One scam that the US Embassy in Ghana hears often is where the person will claim to be an American citizen who moved to Ghana as a child. They will then claim to need assistance in getting a US passport. They may claim that then need to take a medical examination or have vaccinations. They start to ask the American citizen that they have been corresponding with on the internet for a mobile phone, laptop, clothes/shoes, money for rent, money for a sick family member, etc. There are several different variations to the scams.
One of the most popular scams that the Embassy hears about is a person who claims to have inherited gold, diamonds or money from a deceased parent. They may claim that the “inheritance” is in danger of being taken by a family member so she will want to transfer it into your name. They may then get in contact with a fake lawyer who will then request “fees” to process the transfer transaction. They may start to ask for items or present their need for items (such as mobile phone, laptops, rent, and money for medical treatment for themselves or other family members). They create a false sense that the person they met online is their “savior” and the only person that could help.

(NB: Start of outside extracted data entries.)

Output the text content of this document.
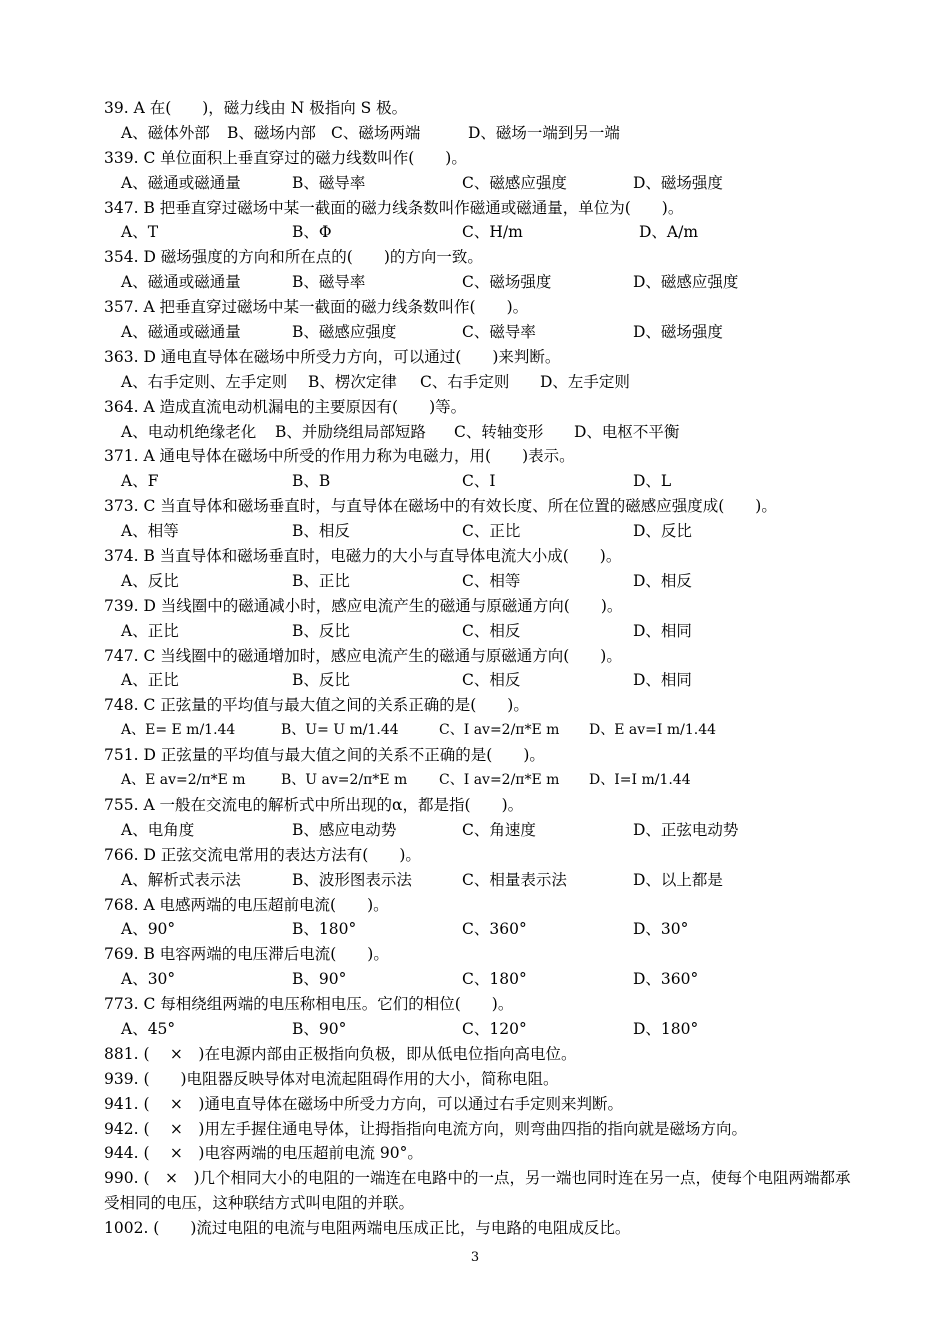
39. A 在(　　)，磁力线由 N 极指向 S 极。
A、磁体外部 B、磁场内部 C、磁场两端	D、磁场一端到另一端
339. C 单位面积上垂直穿过的磁力线数叫作(　　)。
A、磁通或磁通量	B、磁导率	C、磁感应强度	D、磁场强度
347. B 把垂直穿过磁场中某一截面的磁力线条数叫作磁通或磁通量，单位为(　　)。
A、T	B、Φ	C、H/m	D、A/m
354. D 磁场强度的方向和所在点的(　　)的方向一致。
A、磁通或磁通量	B、磁导率	C、磁场强度	D、磁感应强度
357. A 把垂直穿过磁场中某一截面的磁力线条数叫作(　　)。
A、磁通或磁通量	B、磁感应强度	C、磁导率	D、磁场强度
363. D 通电直导体在磁场中所受力方向，可以通过(　　)来判断。
A、右手定则、左手定则 B、楞次定律 C、右手定则 D、左手定则
364. A 造成直流电动机漏电的主要原因有(　　)等。
A、电动机绝缘老化 B、并励绕组局部短路 C、转轴变形 D、电枢不平衡
371. A 通电导体在磁场中所受的作用力称为电磁力，用(　　)表示。
A、F	B、B	C、I	D、L
373. C 当直导体和磁场垂直时，与直导体在磁场中的有效长度、所在位置的磁感应强度成(　　)。
A、相等	B、相反	C、正比	D、反比
374. B 当直导体和磁场垂直时，电磁力的大小与直导体电流大小成(　　)。
A、反比	B、正比	C、相等	D、相反
739. D 当线圈中的磁通减小时，感应电流产生的磁通与原磁通方向(　　)。
A、正比	B、反比	C、相反	D、相同
747. C 当线圈中的磁通增加时，感应电流产生的磁通与原磁通方向(　　)。
A、正比	B、反比	C、相反	D、相同
748. C 正弦量的平均值与最大值之间的关系正确的是(　　)。
A、E= E m/1.44	B、U= U m/1.44	C、I av=2/π*E m D、E av=I m/1.44
751. D 正弦量的平均值与最大值之间的关系不正确的是(　　)。
A、E av=2/π*E m	B、U av=2/π*E m C、I av=2/π*E m D、I=I m/1.44
755. A 一般在交流电的解析式中所出现的α，都是指(　　)。
A、电角度	B、感应电动势	C、角速度	D、正弦电动势
766. D 正弦交流电常用的表达方法有(　　)。
A、解析式表示法	B、波形图表示法	C、相量表示法	D、以上都是
768. A 电感两端的电压超前电流(　　)。
A、90°	B、180°	C、360°	D、30°
769. B 电容两端的电压滞后电流(　　)。
A、30°	B、90°	C、180°	D、360°
773. C 每相绕组两端的电压称相电压。它们的相位(　　)。
A、45°	B、90°	C、120°	D、180°
881. (　 ×　)在电源内部由正极指向负极，即从低电位指向高电位。
939. (　　)电阻器反映导体对电流起阻碍作用的大小，简称电阻。
941. (　 ×　)通电直导体在磁场中所受力方向，可以通过右手定则来判断。
942. (　 ×　)用左手握住通电导体，让拇指指向电流方向，则弯曲四指的指向就是磁场方向。
944. (　 ×　)电容两端的电压超前电流 90°。
990. (　×　)几个相同大小的电阻的一端连在电路中的一点，另一端也同时连在另一点，使每个电阻两端都承受相同的电压，这种联结方式叫电阻的并联。
1002. (　　)流过电阻的电流与电阻两端电压成正比，与电路的电阻成反比。
3
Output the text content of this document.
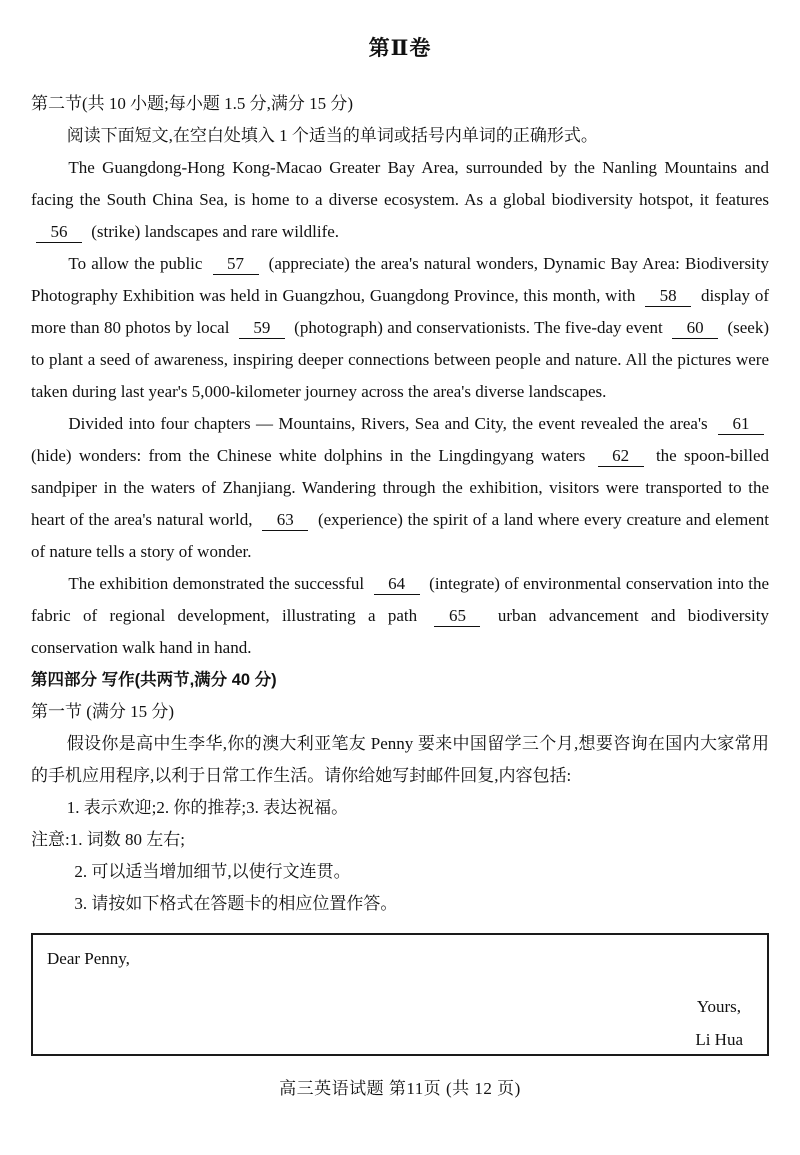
第Ⅱ卷

第二节(共 10 小题;每小题 1.5 分,满分 15 分)

阅读下面短文,在空白处填入 1 个适当的单词或括号内单词的正确形式。

The Guangdong-Hong Kong-Macao Greater Bay Area, surrounded by the Nanling Mountains and facing the South China Sea, is home to a diverse ecosystem. As a global biodiversity hotspot, it features 56 (strike) landscapes and rare wildlife.

To allow the public 57 (appreciate) the area's natural wonders, Dynamic Bay Area: Biodiversity Photography Exhibition was held in Guangzhou, Guangdong Province, this month, with 58 display of more than 80 photos by local 59 (photograph) and conservationists. The five-day event 60 (seek) to plant a seed of awareness, inspiring deeper connections between people and nature. All the pictures were taken during last year's 5,000-kilometer journey across the area's diverse landscapes.

Divided into four chapters — Mountains, Rivers, Sea and City, the event revealed the area's 61 (hide) wonders: from the Chinese white dolphins in the Lingdingyang waters 62 the spoon-billed sandpiper in the waters of Zhanjiang. Wandering through the exhibition, visitors were transported to the heart of the area's natural world, 63 (experience) the spirit of a land where every creature and element of nature tells a story of wonder.

The exhibition demonstrated the successful 64 (integrate) of environmental conservation into the fabric of regional development, illustrating a path 65 urban advancement and biodiversity conservation walk hand in hand.

第四部分 写作(共两节,满分 40 分)

第一节 (满分 15 分)

假设你是高中生李华,你的澳大利亚笔友 Penny 要来中国留学三个月,想要咨询在国内大家常用的手机应用程序,以利于日常工作生活。请你给她写封邮件回复,内容包括:

1. 表示欢迎;2. 你的推荐;3. 表达祝福。

注意:1. 词数 80 左右;

2. 可以适当增加细节,以使行文连贯。

3. 请按如下格式在答题卡的相应位置作答。

Dear Penny,
Yours,
Li Hua
高三英语试题 第11页 (共 12 页)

Scams in Ghana and Nigeria are rampant, even some bank officials are scammers. But the promise of love steals $55 million from mostly American and European seekers via the Internet. The money is sent via Western Union, Ria, or MoneyGram. But banks are watching these transfers and if the victim is sending too frequently, their bank may block the account until its owner is contacted.
The most popular pictures that scammers steal from are from Ann Angel. She is a soft porn star. Her sexy images are all over dating websites. She is around age 30, and she also has a legtimate website, but West African scammers, use her photos many times to lure victims. In effect, Ann Angel is also a victim of scamming! The scammers can be men and women in Ghana. If a scammer is found out, they just change their name and continue earning a rich man's living in a poor country living in large mansions that look onto the harbor. One posting of a Ann Angel photo on Match.com had 50 men following. Of course, the name given was Chelsea Boamah, which matches her U.S. Passport. So, 6,000 miles away in Accra, Ghana, a scammer named Osman Mohammed or Esther Ansomaa, pretended to talk of love and enticed men to eventually send money. If all 50 men just sent $100, well, you understand. Even the photos may be Photoshopped to fit the story line, such as, she is volunteering at UNICEF in Ghana or elsewhere. One scammer was fleecing up to 40 suckers a month earning $1000, which is way above most earn. A few really good ones earn $6000. Finding out who is behind the fake dating profile is not worth the effort because they are very hard to catch. The best thing you can do to check is take the image of the person and search using: images.google.com. Click on the camera icon, upload a photo of the person, and let Google search for matches. If the photo has been used in scams, you will know! Remember, the photo that attracted you was probably stolen and used without their knowledge.